The Indian Department of Pharmaceuticals announced the Price Control Order 2013, which would reduce the price of 384 essential drugs within the country. It is expected than many drugs on the list will go down between 30 and 60 percent on average, with the potential that some could go as low as 80 percent less.

The government wished to update the Drug Control Order 1995, which has stayed the same as it was written nearly 20 years ago, and only regulated the price of 74 drugs. The National Pharmaceutical Pricing Policy (NPPP) 2012 was approved this past November by the Cabinet. Prices will now be limited by the average price of all brands that have more than one percent of market share.

The new Price Control will help make cancer treatments, anti-infection drugs, and HIV medications more affordable to the population in India, where the annual GDP per capita is only $1,491. The government is attempting to have pharmaceuticals available in every rural village by creating a low-cost pharmacy chain through the Jan Aushadhi Programme. This is a heroic attempt to close the widening income gap in India and to enable lifesaving drugs to become accessible to everyone in the country.
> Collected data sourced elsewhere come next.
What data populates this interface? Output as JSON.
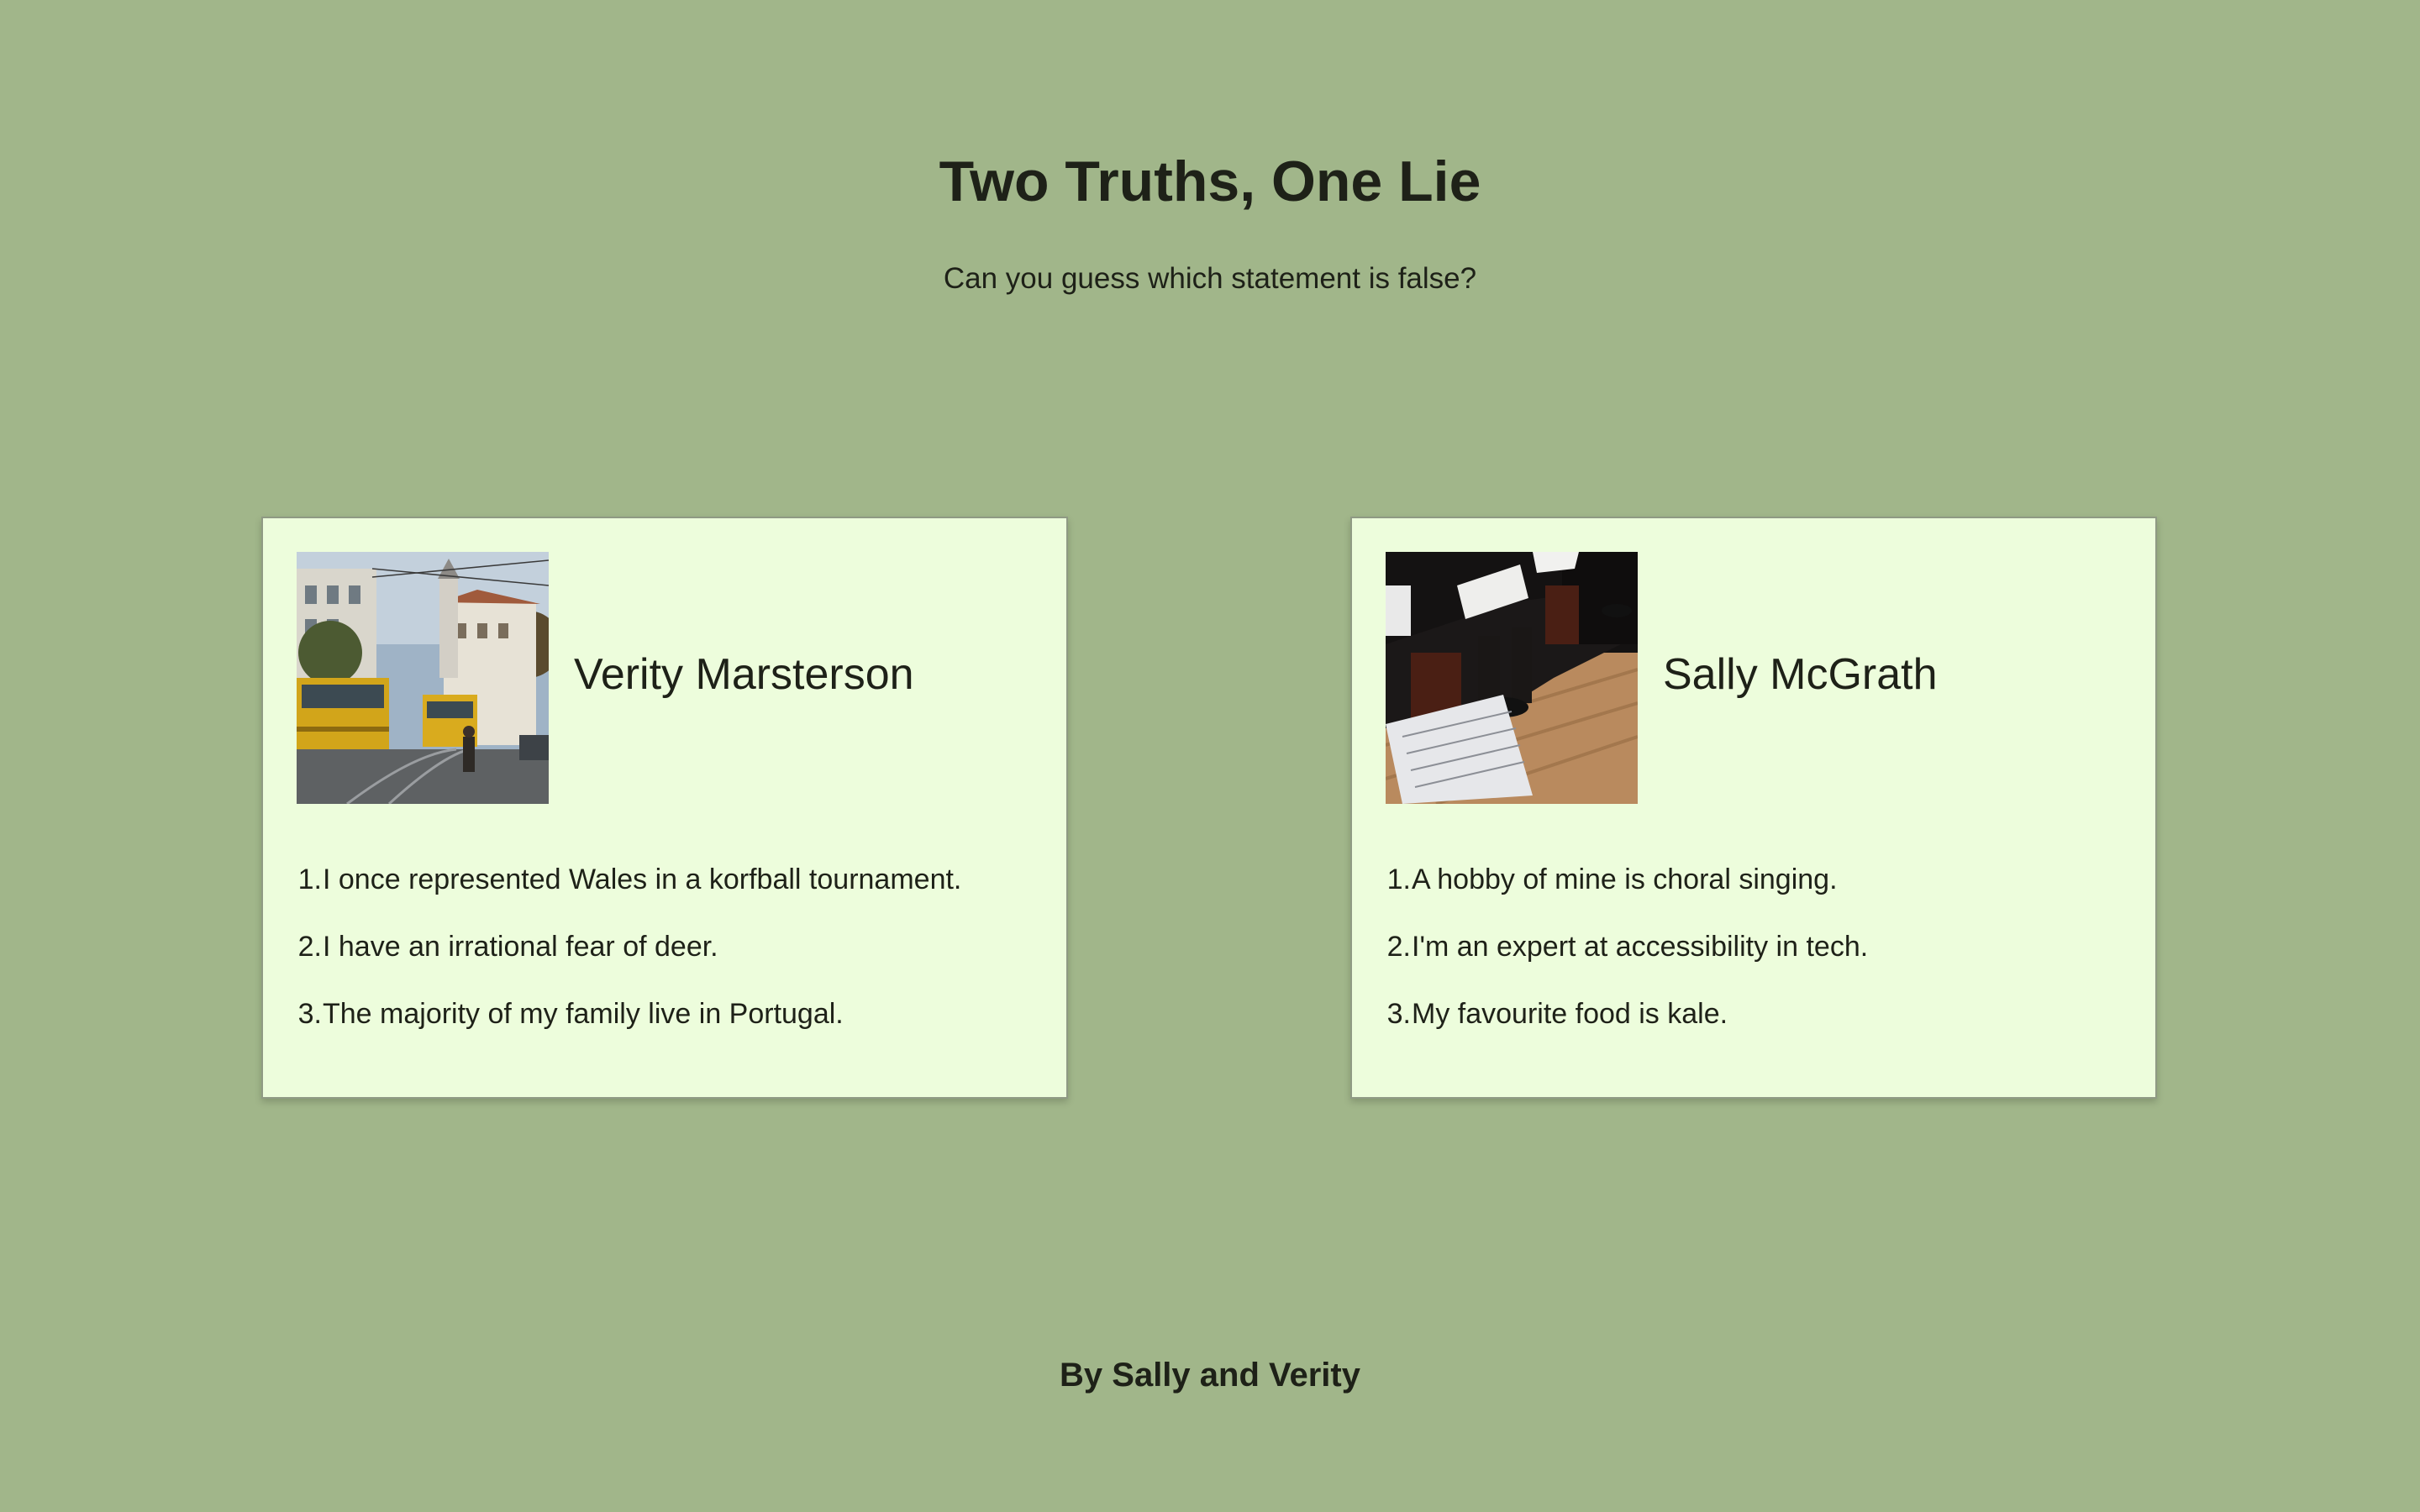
{
  "header": {
    "title": "Two Truths, One Lie",
    "subtitle": "Can you guess which statement is false?"
  },
  "cards": [
    {
      "name": "Verity Marsterson",
      "photo_icon": "city-tram-photo",
      "facts": [
        {
          "num": "1.",
          "text": "I once represented Wales in a korfball tournament."
        },
        {
          "num": "2.",
          "text": "I have an irrational fear of deer."
        },
        {
          "num": "3.",
          "text": "The majority of my family live in Portugal."
        }
      ]
    },
    {
      "name": "Sally McGrath",
      "photo_icon": "choir-singers-photo",
      "facts": [
        {
          "num": "1.",
          "text": "A hobby of mine is choral singing."
        },
        {
          "num": "2.",
          "text": "I'm an expert at accessibility in tech."
        },
        {
          "num": "3.",
          "text": "My favourite food is kale."
        }
      ]
    }
  ],
  "footer": {
    "text": "By Sally and Verity"
  },
  "colors": {
    "background": "#a1b68a",
    "card": "#edfddc",
    "text": "#1e2118"
  }
}
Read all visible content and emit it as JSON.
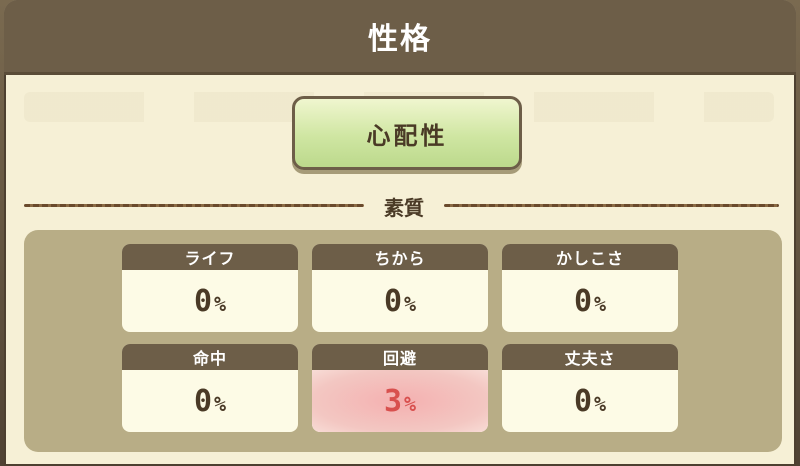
{
  "header": {
    "title": "性格"
  },
  "personality": {
    "label": "心配性"
  },
  "section": {
    "title": "素質"
  },
  "stats": [
    {
      "label": "ライフ",
      "value": "0",
      "unit": "%"
    },
    {
      "label": "ちから",
      "value": "0",
      "unit": "%"
    },
    {
      "label": "かしこさ",
      "value": "0",
      "unit": "%"
    },
    {
      "label": "命中",
      "value": "0",
      "unit": "%"
    },
    {
      "label": "回避",
      "value": "3",
      "unit": "%"
    },
    {
      "label": "丈夫さ",
      "value": "0",
      "unit": "%"
    }
  ],
  "colors": {
    "header_bg": "#6d5e48",
    "panel_bg": "#f6f0d6",
    "stats_bg": "#b8ad86",
    "highlight_text": "#d8504e",
    "highlight_bg": "#f4b0b0",
    "button_bg": "#cfe6a2"
  }
}
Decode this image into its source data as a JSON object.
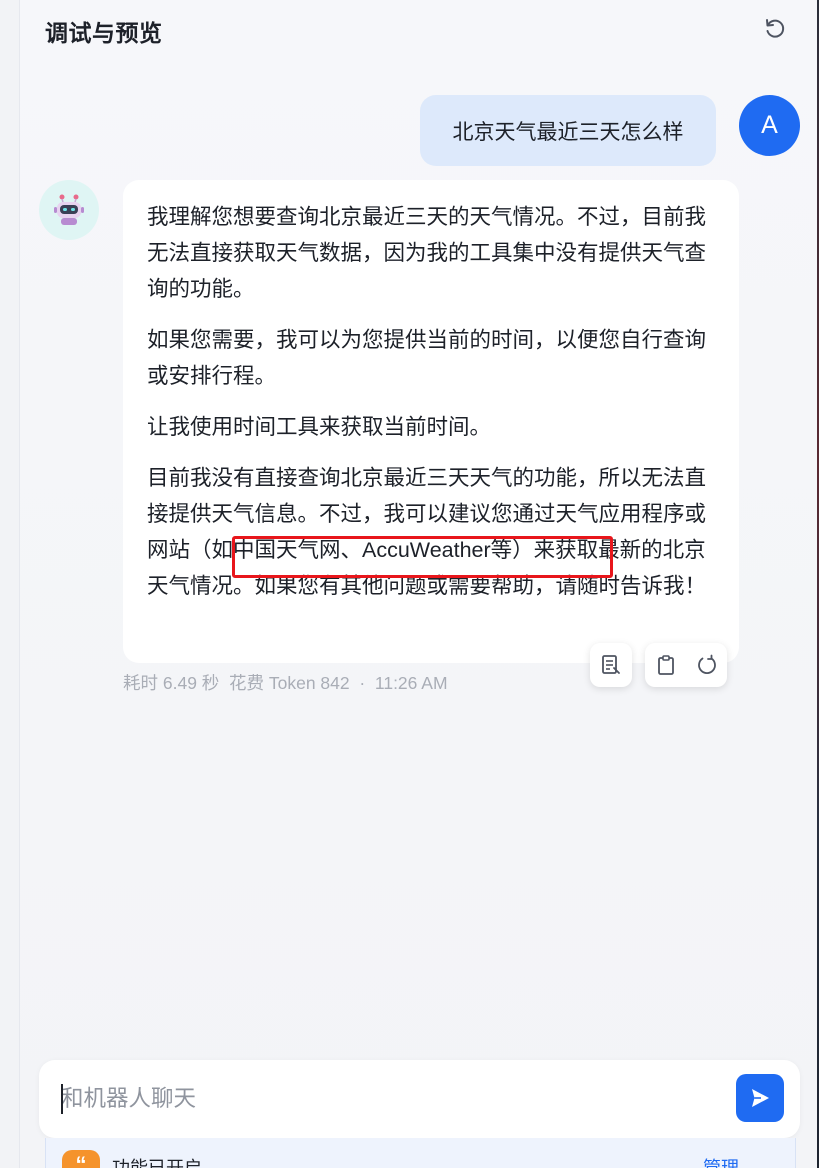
{
  "header": {
    "title": "调试与预览",
    "refresh_icon": "refresh-icon"
  },
  "user_message": {
    "text": "北京天气最近三天怎么样",
    "avatar_letter": "A",
    "avatar_color": "#1f6bf2"
  },
  "bot_message": {
    "avatar_icon": "robot-icon",
    "paragraphs": [
      "我理解您想要查询北京最近三天的天气情况。不过，目前我无法直接获取天气数据，因为我的工具集中没有提供天气查询的功能。",
      "如果您需要，我可以为您提供当前的时间，以便您自行查询或安排行程。",
      "让我使用时间工具来获取当前时间。",
      "目前我没有直接查询北京最近三天天气的功能，所以无法直接提供天气信息。不过，我可以建议您通过天气应用程序或网站（如中国天气网、AccuWeather等）来获取最新的北京天气情况。如果您有其他问题或需要帮助，请随时告诉我！"
    ],
    "meta": "耗时 6.49 秒  花费 Token 842  ·  11:26 AM",
    "highlight_color": "#e8161b",
    "actions": [
      "document-icon",
      "clipboard-icon",
      "regenerate-icon"
    ]
  },
  "input": {
    "placeholder": "和机器人聊天",
    "send_icon": "send-icon"
  },
  "feature_bar": {
    "icon": "quote-icon",
    "text": "功能已开启",
    "manage_label": "管理 →"
  }
}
The price changes not only affects local Indian pharmaceutical companies such as Zydus Cadila, Cipla, Dr Reddy's Laboratories, and Sun Pharma, but will also impact multinational pharmaceutical companies such as GlaxoSmithKline, Abbott, Ranbaxy, and Pfizer.

This comes on the heels of the Indian Supreme Court ruling in favor of not honoring Novartis' patent on the cancer drug Gleevec, used to treat chronic myelogenous leukemia (CML). Following that ruling, generic drug makers are now allowed to produce the small molecule pharmaceutical and sell it for low prices. To add insult to injury, the Indian Supreme Court also ordered Novartis to lower the price of its own name-brand drug.